Suivant le regard d’Ethan, il arriva à distinguer à travers la foule une silhouette massive qui les dévisageait sans aucune pudeur. « Soit, songea Ari sans réellement s’inquiéter. C’est un voyeur assez peu discret, mais juste un voyeur de plus. Et alors ? Pourquoi cette tension entre ces deux-là ? Quelque chose m’échappe… » Puis, il remarqua la profonde stupéfaction qu’affichait le colosse face à leur improbable duo, le regard perplexe qu’il posait sur Ethan, l’absence de sympathie qui le caractérisait et qu’Ari prit pour une annonce d’ennuis à venir —encore ! pensa-t-il, vaguement désespéré.

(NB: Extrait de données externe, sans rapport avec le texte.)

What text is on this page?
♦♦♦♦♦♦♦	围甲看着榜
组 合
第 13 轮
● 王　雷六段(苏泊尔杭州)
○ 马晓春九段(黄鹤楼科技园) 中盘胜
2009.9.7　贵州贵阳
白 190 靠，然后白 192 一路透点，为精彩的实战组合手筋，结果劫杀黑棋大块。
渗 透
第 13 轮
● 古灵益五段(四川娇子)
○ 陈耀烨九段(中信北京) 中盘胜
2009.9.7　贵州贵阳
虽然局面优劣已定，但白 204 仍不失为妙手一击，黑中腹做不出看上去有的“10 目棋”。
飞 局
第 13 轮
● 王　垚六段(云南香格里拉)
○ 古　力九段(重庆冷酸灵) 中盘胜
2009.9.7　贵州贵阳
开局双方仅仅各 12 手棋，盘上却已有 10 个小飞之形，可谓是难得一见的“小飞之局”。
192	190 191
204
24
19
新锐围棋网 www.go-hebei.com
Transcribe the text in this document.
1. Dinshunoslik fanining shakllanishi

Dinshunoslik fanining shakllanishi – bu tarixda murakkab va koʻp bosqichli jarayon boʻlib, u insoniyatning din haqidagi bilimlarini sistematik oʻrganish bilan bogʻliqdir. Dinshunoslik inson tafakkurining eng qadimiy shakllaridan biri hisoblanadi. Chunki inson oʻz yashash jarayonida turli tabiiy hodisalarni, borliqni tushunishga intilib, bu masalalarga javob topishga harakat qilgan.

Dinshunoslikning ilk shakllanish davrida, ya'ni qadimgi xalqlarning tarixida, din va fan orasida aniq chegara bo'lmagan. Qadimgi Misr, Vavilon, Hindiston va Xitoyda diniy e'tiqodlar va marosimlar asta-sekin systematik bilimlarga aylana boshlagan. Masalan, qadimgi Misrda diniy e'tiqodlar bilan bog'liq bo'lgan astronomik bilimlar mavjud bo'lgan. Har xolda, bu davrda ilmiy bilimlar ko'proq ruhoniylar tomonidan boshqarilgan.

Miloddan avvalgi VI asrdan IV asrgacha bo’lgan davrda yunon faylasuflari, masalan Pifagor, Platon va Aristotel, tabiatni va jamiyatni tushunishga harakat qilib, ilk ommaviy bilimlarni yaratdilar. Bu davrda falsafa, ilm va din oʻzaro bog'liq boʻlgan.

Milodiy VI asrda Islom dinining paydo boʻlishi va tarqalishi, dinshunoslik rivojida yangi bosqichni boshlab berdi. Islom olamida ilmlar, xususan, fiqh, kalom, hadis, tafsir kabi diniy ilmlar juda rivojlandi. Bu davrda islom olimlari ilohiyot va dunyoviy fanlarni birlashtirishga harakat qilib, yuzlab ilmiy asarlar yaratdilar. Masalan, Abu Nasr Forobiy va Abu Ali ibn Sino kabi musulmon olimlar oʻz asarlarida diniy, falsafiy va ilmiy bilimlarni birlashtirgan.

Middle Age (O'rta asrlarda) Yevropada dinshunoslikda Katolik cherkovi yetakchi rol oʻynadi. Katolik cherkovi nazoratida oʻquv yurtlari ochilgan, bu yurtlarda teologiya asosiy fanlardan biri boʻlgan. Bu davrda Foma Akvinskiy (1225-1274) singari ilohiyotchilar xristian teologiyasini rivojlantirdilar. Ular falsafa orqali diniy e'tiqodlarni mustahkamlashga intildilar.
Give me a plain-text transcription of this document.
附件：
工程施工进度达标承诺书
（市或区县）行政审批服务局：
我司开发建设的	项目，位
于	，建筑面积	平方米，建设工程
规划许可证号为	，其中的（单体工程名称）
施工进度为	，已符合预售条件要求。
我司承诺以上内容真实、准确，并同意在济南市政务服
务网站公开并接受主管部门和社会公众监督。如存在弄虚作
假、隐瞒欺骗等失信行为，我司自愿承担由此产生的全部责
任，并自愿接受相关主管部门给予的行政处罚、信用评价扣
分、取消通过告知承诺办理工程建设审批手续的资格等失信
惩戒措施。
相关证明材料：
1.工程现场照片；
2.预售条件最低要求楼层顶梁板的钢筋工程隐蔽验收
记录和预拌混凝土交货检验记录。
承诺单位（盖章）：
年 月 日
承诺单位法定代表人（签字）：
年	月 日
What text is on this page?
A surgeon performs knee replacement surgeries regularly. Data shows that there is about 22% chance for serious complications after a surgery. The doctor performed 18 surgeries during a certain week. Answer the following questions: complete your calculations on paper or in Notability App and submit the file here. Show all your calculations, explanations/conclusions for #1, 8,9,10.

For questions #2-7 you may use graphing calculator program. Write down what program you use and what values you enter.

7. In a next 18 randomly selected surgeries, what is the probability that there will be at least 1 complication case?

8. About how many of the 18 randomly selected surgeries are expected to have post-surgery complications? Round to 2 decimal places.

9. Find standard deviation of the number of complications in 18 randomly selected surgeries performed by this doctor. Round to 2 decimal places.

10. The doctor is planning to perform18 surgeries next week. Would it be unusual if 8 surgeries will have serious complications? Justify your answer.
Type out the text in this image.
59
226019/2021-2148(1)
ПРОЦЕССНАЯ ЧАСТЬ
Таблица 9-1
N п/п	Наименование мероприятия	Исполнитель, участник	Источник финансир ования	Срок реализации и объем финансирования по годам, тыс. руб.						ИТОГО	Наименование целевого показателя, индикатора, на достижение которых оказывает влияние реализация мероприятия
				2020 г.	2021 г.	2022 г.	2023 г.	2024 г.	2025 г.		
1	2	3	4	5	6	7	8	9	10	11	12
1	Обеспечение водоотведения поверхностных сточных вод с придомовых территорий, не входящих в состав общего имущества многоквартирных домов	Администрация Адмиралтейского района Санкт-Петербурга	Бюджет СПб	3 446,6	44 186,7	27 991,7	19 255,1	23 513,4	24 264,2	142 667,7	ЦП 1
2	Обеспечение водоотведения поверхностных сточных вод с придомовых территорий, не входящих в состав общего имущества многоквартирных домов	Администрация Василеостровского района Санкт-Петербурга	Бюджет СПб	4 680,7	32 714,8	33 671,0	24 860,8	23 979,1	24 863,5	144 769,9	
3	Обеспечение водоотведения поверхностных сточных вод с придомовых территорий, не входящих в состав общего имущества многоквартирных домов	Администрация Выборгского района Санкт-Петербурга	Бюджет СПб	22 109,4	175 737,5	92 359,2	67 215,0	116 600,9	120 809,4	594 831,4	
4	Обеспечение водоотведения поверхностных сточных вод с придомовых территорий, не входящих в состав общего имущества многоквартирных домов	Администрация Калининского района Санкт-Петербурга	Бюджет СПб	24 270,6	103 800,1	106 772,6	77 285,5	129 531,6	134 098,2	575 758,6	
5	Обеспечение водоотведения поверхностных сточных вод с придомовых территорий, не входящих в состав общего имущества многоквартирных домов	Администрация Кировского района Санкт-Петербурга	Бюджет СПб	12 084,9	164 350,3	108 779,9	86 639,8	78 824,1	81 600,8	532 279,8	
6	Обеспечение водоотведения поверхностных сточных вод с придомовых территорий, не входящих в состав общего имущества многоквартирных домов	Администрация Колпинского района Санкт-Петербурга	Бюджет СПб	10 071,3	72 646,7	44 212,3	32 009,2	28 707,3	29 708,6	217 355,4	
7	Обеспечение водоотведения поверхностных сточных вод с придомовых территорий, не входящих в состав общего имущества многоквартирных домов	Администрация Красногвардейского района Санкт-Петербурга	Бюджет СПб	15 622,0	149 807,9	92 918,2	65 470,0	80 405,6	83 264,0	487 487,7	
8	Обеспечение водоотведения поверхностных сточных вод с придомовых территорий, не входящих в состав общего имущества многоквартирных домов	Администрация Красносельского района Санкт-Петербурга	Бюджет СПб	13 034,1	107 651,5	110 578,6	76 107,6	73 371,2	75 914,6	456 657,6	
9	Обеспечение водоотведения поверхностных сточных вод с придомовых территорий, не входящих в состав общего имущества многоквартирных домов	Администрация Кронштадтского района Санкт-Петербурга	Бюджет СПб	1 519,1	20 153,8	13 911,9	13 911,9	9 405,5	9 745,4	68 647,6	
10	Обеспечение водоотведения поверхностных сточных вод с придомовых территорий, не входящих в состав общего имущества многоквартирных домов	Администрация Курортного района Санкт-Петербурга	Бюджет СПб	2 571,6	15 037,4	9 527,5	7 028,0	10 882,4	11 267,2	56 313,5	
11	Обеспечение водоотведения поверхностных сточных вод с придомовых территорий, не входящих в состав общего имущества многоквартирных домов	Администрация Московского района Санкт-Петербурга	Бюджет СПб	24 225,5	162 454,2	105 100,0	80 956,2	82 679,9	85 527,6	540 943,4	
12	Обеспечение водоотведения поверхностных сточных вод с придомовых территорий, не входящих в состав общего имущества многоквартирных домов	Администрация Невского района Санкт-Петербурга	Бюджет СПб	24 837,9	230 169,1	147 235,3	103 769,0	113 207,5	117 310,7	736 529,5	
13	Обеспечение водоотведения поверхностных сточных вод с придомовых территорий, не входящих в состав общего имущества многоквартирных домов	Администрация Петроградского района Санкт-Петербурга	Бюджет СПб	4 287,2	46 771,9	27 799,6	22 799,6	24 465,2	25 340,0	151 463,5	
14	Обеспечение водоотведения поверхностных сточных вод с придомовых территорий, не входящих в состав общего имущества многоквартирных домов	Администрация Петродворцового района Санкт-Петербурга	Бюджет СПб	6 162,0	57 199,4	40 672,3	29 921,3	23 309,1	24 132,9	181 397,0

Décidemment, cette journée était particulièrement éprouvante, verrait-il le soleil se coucher au travers des barreaux d’une geôle de la cité, avec quelques rats en guise de compagnie ?


C’est alors que le colosse, qui était certes d’un autre genre que les chiens de garde du marchand mais à la carrure tout aussi impressionnante, fit un pas vers eux, sans aucun doute le premier d’une longue série. Une nouvelle course-poursuite se profilait à l’horizon. Avant même qu’Ari ait le temps de se demander quoi faire —prendre les devants et fuir ou nier fermement son implication dans l'affaire ?— Ethan saisit son poignet avec une violence peu commune et l’entraîna avec lui dans une direction certainement choisie au hasard.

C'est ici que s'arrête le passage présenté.